Regorafenib combined with a PD-1 inhibitor in the second-line setting for unresectable hepatocellular carcinoma in real-world practice

J Gastrointest Oncol. 2024 Feb 29;15(1):368-376. doi: 10.21037/jgo-23-618. Epub 2024 Feb 28.

Abstract

Background: Most advanced hepatocellular carcinoma (HCC) cases administered molecular targeted agents and/or anti-programmed cell death-1 (PD-1) inhibitors have no response or develop resistance. Moreover, second-line therapies still cannot provide beneficial clinical outcomes. A pilot study assessing combined regorafenib and PD-1 inhibitor as second-line treatment of advanced HCC reported promising effectiveness.

Methods: The current single-center, retrospective, real-world study was carried out between January 2019 and July 2021. Advanced HCC cases were administered second-line regorafenib combined with a PD-1 inhibitor or regorafenib alone were assessed. Progression-free survival (PFS), objective response rate (ORR), and disease control rate (DCR) were determined.

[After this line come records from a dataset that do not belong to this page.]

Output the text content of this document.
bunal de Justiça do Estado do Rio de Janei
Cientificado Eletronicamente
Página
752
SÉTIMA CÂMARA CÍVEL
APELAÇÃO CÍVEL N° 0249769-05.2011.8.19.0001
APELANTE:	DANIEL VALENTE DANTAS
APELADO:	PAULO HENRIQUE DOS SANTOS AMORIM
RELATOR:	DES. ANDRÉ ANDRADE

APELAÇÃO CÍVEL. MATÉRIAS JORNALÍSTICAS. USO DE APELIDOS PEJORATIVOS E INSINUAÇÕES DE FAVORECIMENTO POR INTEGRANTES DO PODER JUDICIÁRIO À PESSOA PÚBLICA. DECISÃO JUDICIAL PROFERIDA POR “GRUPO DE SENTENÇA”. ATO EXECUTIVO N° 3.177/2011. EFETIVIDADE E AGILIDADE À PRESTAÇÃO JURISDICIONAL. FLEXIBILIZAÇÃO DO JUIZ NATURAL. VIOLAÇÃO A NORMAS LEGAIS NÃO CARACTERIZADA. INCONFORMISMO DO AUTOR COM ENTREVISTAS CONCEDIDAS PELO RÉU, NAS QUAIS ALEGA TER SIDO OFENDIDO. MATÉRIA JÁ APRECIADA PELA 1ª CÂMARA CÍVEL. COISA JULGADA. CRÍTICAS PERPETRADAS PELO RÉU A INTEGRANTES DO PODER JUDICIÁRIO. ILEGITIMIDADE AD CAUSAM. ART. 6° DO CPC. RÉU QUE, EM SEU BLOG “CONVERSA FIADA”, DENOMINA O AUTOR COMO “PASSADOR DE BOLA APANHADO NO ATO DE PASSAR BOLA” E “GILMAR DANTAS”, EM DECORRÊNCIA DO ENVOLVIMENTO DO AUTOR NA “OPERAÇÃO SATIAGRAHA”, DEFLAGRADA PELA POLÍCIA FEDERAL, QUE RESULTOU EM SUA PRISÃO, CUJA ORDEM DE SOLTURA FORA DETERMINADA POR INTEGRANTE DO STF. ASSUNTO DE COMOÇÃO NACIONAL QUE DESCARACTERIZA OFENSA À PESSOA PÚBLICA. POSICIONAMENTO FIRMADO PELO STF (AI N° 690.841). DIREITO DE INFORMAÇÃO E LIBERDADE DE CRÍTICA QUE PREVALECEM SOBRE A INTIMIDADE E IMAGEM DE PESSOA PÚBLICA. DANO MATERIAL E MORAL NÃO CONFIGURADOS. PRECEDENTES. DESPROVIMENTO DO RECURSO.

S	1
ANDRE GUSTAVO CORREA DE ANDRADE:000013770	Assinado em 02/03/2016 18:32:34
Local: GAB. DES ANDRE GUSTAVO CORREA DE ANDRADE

Results: Totally 46 HCC cases were analyzed, most of whom underwent previous systemic treatment comprising targeted therapy and immunotherapy. Tumor response was evaluated in 25 and 21 individuals in the regorafenib + PD-1 inhibitor and regorafenib monotherapy groups, respectively: ORRs were 21.7% and 8.7%, and DCRs were 47.8% and 32.6%, respectively. Median PFS was markedly longer in the regorafenib plus PD-1 inhibitor group (11.5 months) compared with the regorafenib monotherapy group (5.1 months, P=0.049).

Conclusions: This study suggested regorafenib and a PD-1 inhibitor in combination may provide significant clinical benefits in HCC cases showing progression following first-line treatment. Further analysis in real-world studies with large cohorts is warranted to confirm these findings.

Keywords: Hepatocellular carcinoma (HCC); anti-program death-1 inhibitors; immunotherapy; objective response rate (ORR); progression-free survival (PFS).